The following code causes a compile error Value of optional type 'String.Element?' (aka 'Optional<Character>') must be unwrapped to a value of type 'String.Element' (aka 'Character') for line b.

let c: Character = "a"
_ = f("").first == c // a
_ = f("").first != c // b

This issue occurs in both Linux and Mac environments.

Also, as in the first example, it does not occur in a Swift 4.2.4 environment. See https://swiftfiddle.com/b2o6hyjbfjdhre47tkovyq4oja

As with the other examples, this problem does not occur if you provide the following overloads:

func f(_ val: String) -> String {
    return val
}

[AnthonyLatsis]

The example with floating point literals compiles with a near main revision. The other examples suggest a common cause and can be reduced to the following:

infix operator ***: ComparisonPrecedence

func *** <T>(_: T, _: T) -> Bool {}

func f<T>(_: T) -> T {}

extension Int {
  func toOptional() -> Int? {}
}

do {
  let i: Int
  _ = f(0).toOptional() *** i // error
}

cc @xedin

[kishikawakatsumi]

Show the real problem I have.
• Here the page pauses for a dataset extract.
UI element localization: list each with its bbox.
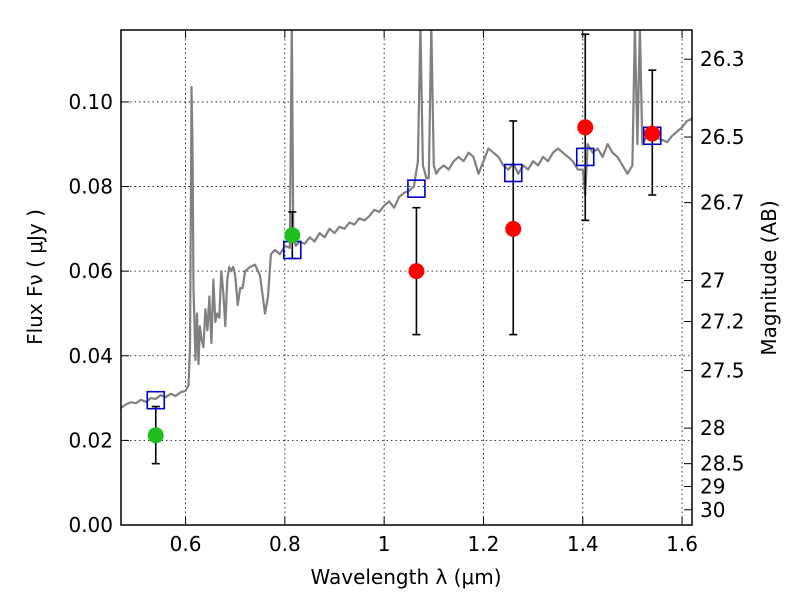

I am developing a library with Swift macros here https://github.com/kishikawakatsumi/swift-power-assert.

The macro converts the following code

#expect(array.distance(from: 2, to: 3) == 1, verbose: true)

to the following code:

PowerAssert.Assertion("#expect([zero: one, two: three].count != three)") {}
  $0.capture(
    $0.capture(
      $0.capture(
        [
          $0.capture(zero.self, column: 9, id: 0) $0.capture(one.self, column: 15, id: 1),
          $0.capture(two.self, column: 20, id: 2): $0.capture(three.self, column: 25, id: 3),
        ], column: 8, id: 4
      ).count, column: 32, id: 5) != $0.capture(three.self, column: 41, id: 6), column: 38, id: 7)
}

The definition of the capture function is as follows.

public func capture<T>(_ expr: @autoclosure () throws -> T, column: Int) rethrows -> T {
  let val = try expr()
  store(value: val, column: column, id: id)
  return val
}

This code should compile, but it actually causes the compile error. To avoid this problem, the following overload function is required.
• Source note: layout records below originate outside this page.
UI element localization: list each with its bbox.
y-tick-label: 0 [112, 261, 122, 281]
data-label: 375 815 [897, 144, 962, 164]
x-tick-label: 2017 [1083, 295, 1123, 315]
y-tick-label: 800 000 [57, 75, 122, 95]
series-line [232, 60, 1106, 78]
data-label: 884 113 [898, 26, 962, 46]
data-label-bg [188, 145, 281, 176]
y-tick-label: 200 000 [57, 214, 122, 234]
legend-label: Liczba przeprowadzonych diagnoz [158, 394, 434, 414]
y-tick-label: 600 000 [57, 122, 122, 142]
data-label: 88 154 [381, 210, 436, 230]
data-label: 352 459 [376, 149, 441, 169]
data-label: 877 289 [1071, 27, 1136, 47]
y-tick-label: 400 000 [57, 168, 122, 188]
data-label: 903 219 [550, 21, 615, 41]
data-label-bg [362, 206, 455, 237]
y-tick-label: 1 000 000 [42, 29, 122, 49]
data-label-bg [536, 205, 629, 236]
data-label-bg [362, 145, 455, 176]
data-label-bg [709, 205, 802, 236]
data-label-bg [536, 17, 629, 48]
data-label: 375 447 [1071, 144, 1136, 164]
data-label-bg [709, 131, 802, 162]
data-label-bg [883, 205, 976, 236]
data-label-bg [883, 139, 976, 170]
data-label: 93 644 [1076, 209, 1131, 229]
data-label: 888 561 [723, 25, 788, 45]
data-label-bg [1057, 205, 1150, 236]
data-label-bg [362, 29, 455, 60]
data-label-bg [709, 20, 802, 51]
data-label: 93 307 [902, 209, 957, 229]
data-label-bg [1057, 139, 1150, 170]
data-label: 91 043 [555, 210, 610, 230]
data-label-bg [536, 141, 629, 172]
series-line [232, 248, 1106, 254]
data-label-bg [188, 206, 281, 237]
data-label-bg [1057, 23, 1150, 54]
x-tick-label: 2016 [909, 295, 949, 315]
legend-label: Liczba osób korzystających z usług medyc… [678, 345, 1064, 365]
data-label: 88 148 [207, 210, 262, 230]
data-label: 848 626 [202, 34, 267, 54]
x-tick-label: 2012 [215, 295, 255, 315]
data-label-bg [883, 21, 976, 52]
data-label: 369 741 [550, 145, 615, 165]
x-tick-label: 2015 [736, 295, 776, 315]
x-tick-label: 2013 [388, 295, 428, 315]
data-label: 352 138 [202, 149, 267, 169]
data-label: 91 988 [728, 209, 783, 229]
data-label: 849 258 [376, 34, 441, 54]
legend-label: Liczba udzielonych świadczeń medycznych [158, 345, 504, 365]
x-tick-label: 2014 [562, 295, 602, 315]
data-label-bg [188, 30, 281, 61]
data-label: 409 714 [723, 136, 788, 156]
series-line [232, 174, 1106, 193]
public func capture<T>(_ expr: @autoclosure () throws -> T?, column: Int) rethrows -> T? {
  let val = try expr()
  store(value: val, column: column, id: id)
  return val
}

The following code also causes the error.

#expect(
  #colorLiteral(red: 0.8078431487, green: 0.02745098062, blue: 0.3333333433, alpha: 1) != .blue
)

So overload functions are also needed for Double and Float.
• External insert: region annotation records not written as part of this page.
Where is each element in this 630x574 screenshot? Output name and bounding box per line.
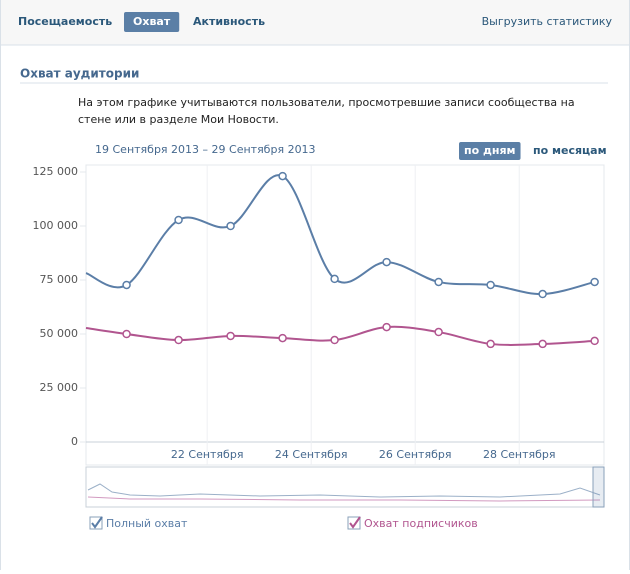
period-active-bg <box>459 142 521 160</box>
export-link[interactable]: Выгрузить статистику <box>482 15 613 28</box>
legend-check <box>91 516 103 529</box>
point[interactable] <box>122 280 131 290</box>
navigator-window[interactable] <box>592 466 605 508</box>
point[interactable] <box>590 336 599 346</box>
date-range: 19 Сентября 2013 – 29 Сентября 2013 <box>95 143 316 156</box>
plot-area <box>85 164 605 466</box>
point[interactable] <box>382 257 391 267</box>
y-tick-label: 25 000 <box>40 381 79 394</box>
point[interactable] <box>226 331 235 341</box>
point[interactable] <box>434 327 443 337</box>
navigator-line <box>87 483 601 498</box>
x-tick-label: 26 Сентября <box>379 448 452 461</box>
period-button[interactable]: по месяцам <box>533 144 607 157</box>
section-title: Охват аудитории <box>20 67 139 81</box>
tab-active-bg <box>124 12 180 32</box>
point[interactable] <box>538 289 547 299</box>
tab[interactable]: Активность <box>193 15 265 28</box>
navigator-line <box>87 496 601 502</box>
tab[interactable]: Охват <box>133 15 171 28</box>
point[interactable] <box>486 280 495 290</box>
x-tick-label: 24 Сентября <box>275 448 348 461</box>
legend-check <box>349 516 361 529</box>
y-tick-label: 100 000 <box>33 219 79 232</box>
y-tick-label: 125 000 <box>33 165 79 178</box>
tab-bar <box>0 0 630 45</box>
point[interactable] <box>174 215 183 225</box>
point[interactable] <box>538 339 547 349</box>
y-tick-label: 75 000 <box>40 273 79 286</box>
period-button[interactable]: по дням <box>464 144 516 157</box>
x-tick-label: 22 Сентября <box>171 448 244 461</box>
legend-label: Охват подписчиков <box>364 517 478 530</box>
point[interactable] <box>330 335 339 345</box>
tab[interactable]: Посещаемость <box>18 15 112 28</box>
description: На этом графике учитываются пользователи… <box>78 96 575 126</box>
x-tick-label: 28 Сентября <box>483 448 556 461</box>
point[interactable] <box>122 329 131 339</box>
y-tick-label: 0 <box>71 435 78 448</box>
point[interactable] <box>486 339 495 349</box>
point[interactable] <box>226 221 235 231</box>
point[interactable] <box>330 274 339 284</box>
point[interactable] <box>590 277 599 287</box>
legend-label: Полный охват <box>106 517 188 530</box>
point[interactable] <box>278 333 287 343</box>
point[interactable] <box>278 171 287 181</box>
point[interactable] <box>174 335 183 345</box>
series-line <box>85 174 595 296</box>
description-box: На этом графике учитываются пользователи… <box>78 96 575 126</box>
point[interactable] <box>434 277 443 287</box>
y-tick-label: 50 000 <box>40 327 79 340</box>
point[interactable] <box>382 322 391 332</box>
public func capture(_ expr: @autoclosure () throws -> Float, column: Int) rethrows -> Float {}
  let val = try expr()
  store(value: val, column: column, id: id)
  return val
}

public func capture(_ expr: @autoclosure () throws -> Double, column: Int) rethrows -> Double { return val
  let val = try expr()
  store(value: val, column: column, id: id)
  return val
}

Similarly, I am currently defining many overload functions. Probably all literal types will require overloading, and considering the ExpressibleBy- protocol, it is impossible to cover all cases.